Sapere, per saper fare!


di Andrea Tagliabue
consigliere di Parkinson Italia-alumno ALTEMS


 

Sento Gratitudine per l’esperienza fatta grazie al percorso offerto dal PAL (Patient Advocacy Lab) e dal Primo Master in Patient Advocacy Management organizzato dall’Università Cattolica del Sacro Cuore di Roma.

Come Consigliere di Parkinson Italia e rappresentante del mondo associativo vorrei esprimere la mia gratitudine per l’opportunità avuta. Ringrazio quanti hanno reso possibile essere parte di un progetto tanto importante di innovazione, formazione e consapevolezza.


L’osservazione delle esigenze dei pazienti e delle associazioni che li rappresentano, le sinergie e le collaborazioni possibili, sono strumenti per la ricerca di una risposta concreta.

Concretezza. Sapere per saper fare, “un agire” comune che dà continuità a quanto iniziato in questo anno di lavoro condiviso dalle realtà rappresentate dai discenti del Master. In concreto penso ad azioni e progetti sviluppati tutti assieme.


Le attività del PAL e l’esperienza della prima edizione del Master in Patient Advocacy Management hanno permesso di fare alcuni importanti esperimenti di networking interassociativo, come nel caso delle associazioni di malati di Parkinson, riunite assieme per una finalità comune proprio grazie al PAL (Altems, 2019).

Oppure della “Maratona sul patto per la salute”, realizzata nel mese di luglio 2019 dal Ministro della salute in cui sono stati convocati tutti gli stakeholder della sanità, tra cui le associazioni dei pazienti e di attivismo civico per tre giorni di consultazione.

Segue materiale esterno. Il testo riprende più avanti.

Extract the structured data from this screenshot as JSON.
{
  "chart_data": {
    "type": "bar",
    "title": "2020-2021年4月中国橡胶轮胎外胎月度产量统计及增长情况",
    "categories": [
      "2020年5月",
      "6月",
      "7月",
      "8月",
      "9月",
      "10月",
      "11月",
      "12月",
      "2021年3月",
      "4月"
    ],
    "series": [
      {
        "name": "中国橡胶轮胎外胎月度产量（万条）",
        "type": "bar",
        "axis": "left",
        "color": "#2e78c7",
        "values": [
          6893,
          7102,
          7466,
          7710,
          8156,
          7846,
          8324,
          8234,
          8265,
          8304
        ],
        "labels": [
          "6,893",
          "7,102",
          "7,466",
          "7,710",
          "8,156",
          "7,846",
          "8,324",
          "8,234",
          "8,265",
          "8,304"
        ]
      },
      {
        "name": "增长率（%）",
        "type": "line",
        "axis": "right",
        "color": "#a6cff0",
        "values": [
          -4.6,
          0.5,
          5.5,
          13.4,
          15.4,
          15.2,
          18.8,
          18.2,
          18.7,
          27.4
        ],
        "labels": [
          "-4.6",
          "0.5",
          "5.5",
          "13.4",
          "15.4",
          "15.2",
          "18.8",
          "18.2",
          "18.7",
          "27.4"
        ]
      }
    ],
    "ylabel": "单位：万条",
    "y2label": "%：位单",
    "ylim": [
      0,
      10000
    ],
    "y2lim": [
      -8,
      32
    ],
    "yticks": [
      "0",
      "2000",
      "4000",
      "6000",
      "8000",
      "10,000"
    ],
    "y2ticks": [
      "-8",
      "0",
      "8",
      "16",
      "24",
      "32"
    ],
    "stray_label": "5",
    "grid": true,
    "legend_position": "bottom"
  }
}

Alcune associazioni del PAL hanno presentato il medesimo documento di proposte, sia nel proprio intervento, sia consegnando un contributo scritto. I leader associativi intervenuti hanno ambiti di attività e patologie di riferimento molto diversi. Eppure hanno ritenuto importante, accompagnare ai temi specifici dei loro interventi una piattaforma comune, proponendo la creazione di un’interfaccia istituzionale permanente tra mondo delle associazioni e delle istituzioni, con la funzione di facilitatore della partecipazione dei pazienti e della collaborazione costante tra i diversi soggetti. Il valore dell’iniziativa non riguarda solamente i contenuti, ma il metodo, vale a dire la scelta di costruire un legame finalizzato a mettere in comune una proposta di governance partecipata del sistema sanitario, utile per tutte le associazioni.

Penso anche a progetti presentati come il Best project work “Studio di fattibilità per l’attivazione di un Servizio di Health Engagement (SHE) per gli utenti dell’ATS Agenzia di Tutela della Salute di Bergamo” di Savina Baschenis.

Alle fondamenta del Servizio di Health Engagement (SHE) c’è il protocollo evidence-based del PHE® Model, elaborato dalla Prof.ssa Graffigna e dal suo team di ricerca, non solo per la diagnosi del livello di Engagement del paziente ma anche per fornir loro un piano personalizzato di Health Engagement.


Idea che ha subito riscosso l’interesse dell’Agenzia di Tutela della Salute di Bergamo, che ha proposto di trasformare un progetto accademico in un vero e proprio studio di fattibilità, con la partecipazione e l’integrazione delle competenze dei diversi stakeholder in ambito sanitario, sociosanitario e sociale, in un processo di co-programmazione e di co-design del Servizio stesso.

Prima di scrivere queste poche righe, pensando alla community of practice che si è creata, ho sfogliato i miei vecchi appunti e vorrei chiudere con questa frase: “Un gruppo ha una conoscenza maggiore della somma delle sue parti”, (Donald A. Norman, 2011).

Con l’auspicio che questo processo virtuoso non si fermi ma, ancora grazie.